Should veterinarians participate in shelter 'euthanasia'?
It’s a question that was raised recently after I posted on gas chamber “euthanasia” techniques. And it’s one I’ve received many private emails on. (So you know, the shy lurkers among you can always hit the ‘contact us’ button and get my direct line.)
Is it right for veterinarians to assist in euthanasias for “unwanted,” but otherwise healthy pets?
My take is no. from my "lofty" position in private practice, I can easily say I wouldn’t subject myself to it. So why would I expect anyone else to pick up my slack? I’d be a hypocrite if I did. And yet, many veterinarians find it necessary to take part in these events on a regular basis.
Everyone’s different. I get that. but even people who believe what I basically do––that animal life is sacred––have another take on how that’s interpreted.
After all, I eat meat. And many others who believe in the sacredness of animal life refuse to do so. It’s their interpretation. That’s why I have to understand the point of view of those who love animals and also choose to end their lives in shelter settings.

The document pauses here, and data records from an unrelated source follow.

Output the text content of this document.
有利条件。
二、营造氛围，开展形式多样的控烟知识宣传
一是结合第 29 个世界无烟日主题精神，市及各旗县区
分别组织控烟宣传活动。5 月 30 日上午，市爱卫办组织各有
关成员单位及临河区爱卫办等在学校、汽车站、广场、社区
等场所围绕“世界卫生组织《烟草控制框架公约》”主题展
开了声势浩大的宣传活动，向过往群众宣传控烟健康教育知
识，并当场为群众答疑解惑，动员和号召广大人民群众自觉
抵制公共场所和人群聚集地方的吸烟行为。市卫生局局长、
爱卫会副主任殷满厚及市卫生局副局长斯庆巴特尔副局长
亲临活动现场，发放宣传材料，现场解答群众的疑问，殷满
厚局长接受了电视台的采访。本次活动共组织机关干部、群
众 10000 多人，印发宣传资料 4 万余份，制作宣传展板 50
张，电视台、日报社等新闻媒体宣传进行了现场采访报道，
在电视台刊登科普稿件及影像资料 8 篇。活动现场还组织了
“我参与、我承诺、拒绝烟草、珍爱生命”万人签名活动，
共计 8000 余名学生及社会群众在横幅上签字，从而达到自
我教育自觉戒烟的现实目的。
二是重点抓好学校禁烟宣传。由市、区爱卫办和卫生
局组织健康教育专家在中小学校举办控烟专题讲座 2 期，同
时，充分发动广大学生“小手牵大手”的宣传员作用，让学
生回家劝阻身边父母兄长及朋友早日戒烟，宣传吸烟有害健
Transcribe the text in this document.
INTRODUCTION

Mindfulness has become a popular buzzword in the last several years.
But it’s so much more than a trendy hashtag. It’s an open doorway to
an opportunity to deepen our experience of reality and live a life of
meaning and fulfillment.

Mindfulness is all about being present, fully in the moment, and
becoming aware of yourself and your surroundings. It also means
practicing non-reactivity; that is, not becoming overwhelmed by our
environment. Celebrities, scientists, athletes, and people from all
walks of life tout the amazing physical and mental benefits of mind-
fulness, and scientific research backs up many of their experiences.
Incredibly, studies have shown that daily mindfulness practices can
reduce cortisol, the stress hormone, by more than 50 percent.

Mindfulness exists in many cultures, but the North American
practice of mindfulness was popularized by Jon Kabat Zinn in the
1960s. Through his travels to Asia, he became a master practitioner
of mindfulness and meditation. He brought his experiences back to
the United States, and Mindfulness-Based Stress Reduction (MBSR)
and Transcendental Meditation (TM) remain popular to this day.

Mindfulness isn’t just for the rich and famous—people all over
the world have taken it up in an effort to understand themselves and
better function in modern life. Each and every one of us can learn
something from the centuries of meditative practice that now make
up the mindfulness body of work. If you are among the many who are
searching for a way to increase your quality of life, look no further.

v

Yet I find it so hard to do so.
No, healthy animal euthanasia of so-called, “unwanted” pets is not considered unethical, morally challenged, or ignorant by most veterinary standards. After all, some veterinarians view their goal as being more about alleviating suffering than about “doing no harm.” Killing shelter pets is arguably all about the former, much though some of us view it as diametrically opposed to the latter.
The “do no harm” thing is why I believe euthanasia of healthy “unwanteds” is more aptly characterized as unenlightened rather than downright immoral. Given the ability to place far more animals than we do in today’s society, why can’t we end shelter deaths?...eventually, anyway.
Yes, considering the reality of the no-kill movement (as I see it and as professed by Nathan Winograd and by Christie Keith in her latest PetConnection blog post), changing society’s outlook on shelter pets is doable. It just takes dedication, drive, superior organizational skills at all levels of the community, and faith that it CAN be done. Alternatively, dollars will get it done. But, believe it or not, bucks are nowhere near as necessary as belief.
After all, as one of Christie’s commenters opined, “I don’t believe that anyone has ever achieved greatness by beginning with the belief that it couldn’t be done.”
So how can I condemn a fellow veterinarian for killing “sentient beasts” they believe might otherwise prove a burden to society or, indeed, to themselves? As our communities currently stand on this issue, someone has to do it? Or do they?
PS: I promise I'll post something on the lighter side tomorrow. I promise.